Math Calculator — Free Online, With History
A full-featured online calculator with calculation history. Add, subtract, multiply, divide, use brackets for complex expressions, and review your previous calculations.
📋 Calculation History
How to Use This Calculator
Click the buttons or use your keyboard to enter calculations. The display shows your current input; the expression line shows the full equation being built. Press AC to clear everything, or use the backspace key to delete the last character.
Keyboard shortcuts: 0–9 for digits, + − * / for operations, Enter or = for result, Backspace to delete, Escape to clear all, % for percentage.
Clicking a previous result in the history panel loads it back into the calculator so you can continue from that value.

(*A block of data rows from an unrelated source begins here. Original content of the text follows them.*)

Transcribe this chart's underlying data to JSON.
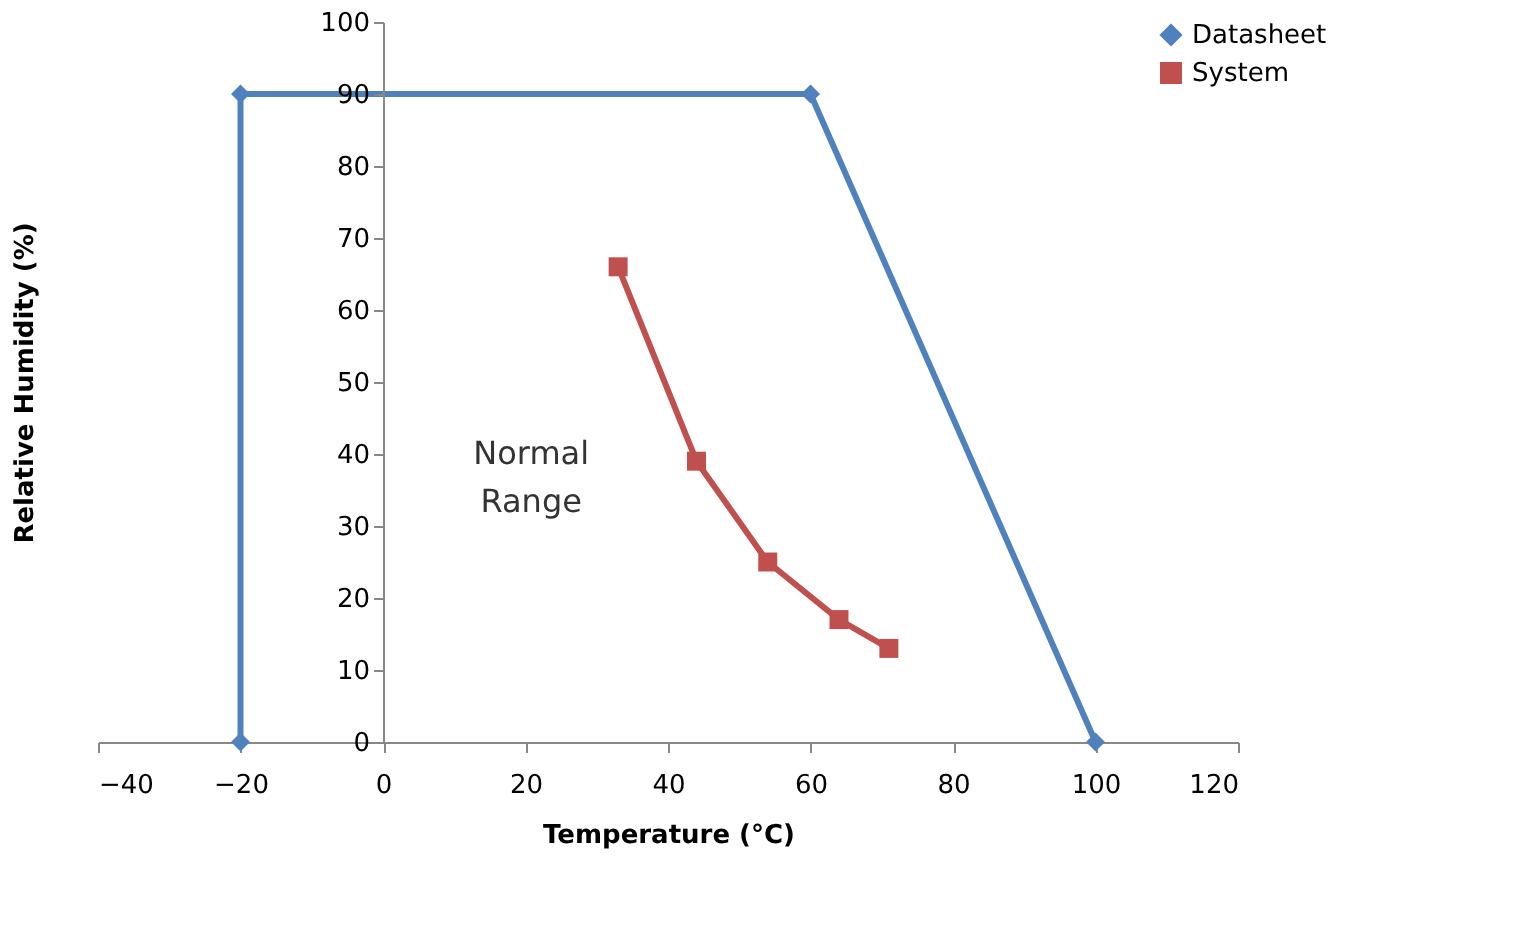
{
  "chart_data": {
    "type": "line",
    "xlabel": "Temperature (°C)",
    "ylabel": "Relative Humidity (%)",
    "series": [
      {
        "name": "Datasheet",
        "color": "#4f81bd",
        "marker": "diamond",
        "x": [
          -20,
          -20,
          60,
          100
        ],
        "values": [
          0,
          90,
          90,
          0
        ]
      },
      {
        "name": "System",
        "color": "#c0504d",
        "marker": "square",
        "x": [
          33,
          44,
          54,
          64,
          71
        ],
        "values": [
          66,
          39,
          25,
          17,
          13
        ]
      }
    ],
    "xlim": [
      -40,
      120
    ],
    "xticks": [
      -40,
      -20,
      0,
      20,
      40,
      60,
      80,
      100,
      120
    ],
    "ylim": [
      0,
      100
    ],
    "yticks": [
      0,
      10,
      20,
      30,
      40,
      50,
      60,
      70,
      80,
      90,
      100
    ],
    "grid": false,
    "legend": "right",
    "line_style": "solid",
    "annotations": [
      "Normal Range"
    ]
  }
}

Order of Operations — BODMAS / PEMDAS
When a calculation contains multiple operations, they are performed in a specific order — not simply left to right. This order is called BODMAS (UK/Australia) or PEMDAS (US):
| Letter | BODMAS | PEMDAS | Example |
|---|---|---|---|
| B / P | Brackets | Parentheses | (2 + 3) × 4 = 20, not 14 |
| O / E | Orders (powers) | Exponents | 2² before × or + |
| D / M | Division | Multiplication | Performed left to right |
| M / D | Multiplication | Division | Same level as above |
| A / A | Addition | Addition | Performed left to right |
| S / S | Subtraction | Subtraction | Same level as above |
Example: 10 + 2 × 6 = 10 + 12 = 22 (not 72, because multiplication before addition). With brackets: (10 + 2) × 6 = 12 × 6 = 72.
Common Calculation Types and Formulas
Percentages on a calculator
- X% of Y: type Y × X ÷ 100 =
- Add X% to Y: type Y × (1 + X÷100) = or Y + (Y × X ÷ 100) =
- Subtract X%: type Y × (1 − X÷100) =
- What % is X of Y: type X ÷ Y × 100 =
Area and volume calculations
- Rectangle area: length × width
- Circle area: 3.14159 × radius × radius
- Cylinder volume: 3.14159 × radius² × height
- Triangle area: 0.5 × base × height
Financial calculations
- Simple interest: Principal × Rate × Time
- Percentage increase: ((New − Old) ÷ Old) × 100
- Splitting a bill: Total ÷ number of people
- Tip amount: Bill × tip percentage ÷ 100
Mental Maths Strategies for Everyday Calculations
A calculator is always faster, but understanding mental maths strategies helps you estimate quickly and catch errors before they cost you money. The most useful techniques:
Rounding and compensation
Round numbers to make calculations easier, then adjust. £19.99 × 3 = round to £20 × 3 = £60, minus 3p = £59.97. 47 + 38: round to 50 + 40 = 90, minus 3 + 2 = 85. This technique works for any addition or multiplication where rounding simplifies one factor.
Breaking apart numbers
Decompose numbers into familiar parts. 13 × 7: break into (10 × 7) + (3 × 7) = 70 + 21 = 91. 136 + 47: add tens first (130 + 40 = 170), then units (6 + 7 = 13), total = 183. This left-to-right method (unlike the right-to-left written method taught in school) is faster for mental calculation because the big, important digits are handled first.
Multiplying by 5, 25, 50, 99
- ×5: divide by 2 and multiply by 10. 46 × 5 = 46/2 × 10 = 230
- ×25: divide by 4 and multiply by 100. 32 × 25 = 32/4 × 100 = 800
- ×50: divide by 2 and multiply by 100. 18 × 50 = 18/2 × 100 = 900
- ×99: multiply by 100 and subtract the original. 47 × 99 = 4700 − 47 = 4653
Number Systems and Bases
Standard arithmetic uses base 10 (decimal) — digits 0–9, where position represents powers of 10. Computers use base 2 (binary) — only 0s and 1s. This is why a seemingly simple sum like 0.1 + 0.2 produces 0.30000000000000004 in most programming languages: the decimal fraction 0.1 cannot be represented exactly in binary floating-point format, just as 1/3 cannot be represented exactly in decimal. For everyday calculator use this doesn't matter — the error occurs in the 16th decimal place — but it's why financial software uses decimal arithmetic libraries rather than standard floating-point.
The History of Calculation
Before electronic calculators, complex arithmetic was performed using mechanical calculators (Pascaline, 1642), logarithm tables (1614), and the slide rule (1622). The first mass-market electronic calculator, the Busicom 141-PF, was released in 1970 using the Intel 4004 chip. Texas Instruments' Datamath in 1972 brought pocket calculators to consumers for $149 ($1,100 in today's money). By 1975, prices had fallen below $25. Today, the same arithmetic runs as JavaScript in a browser tab in milliseconds — the first calculator on a webpage.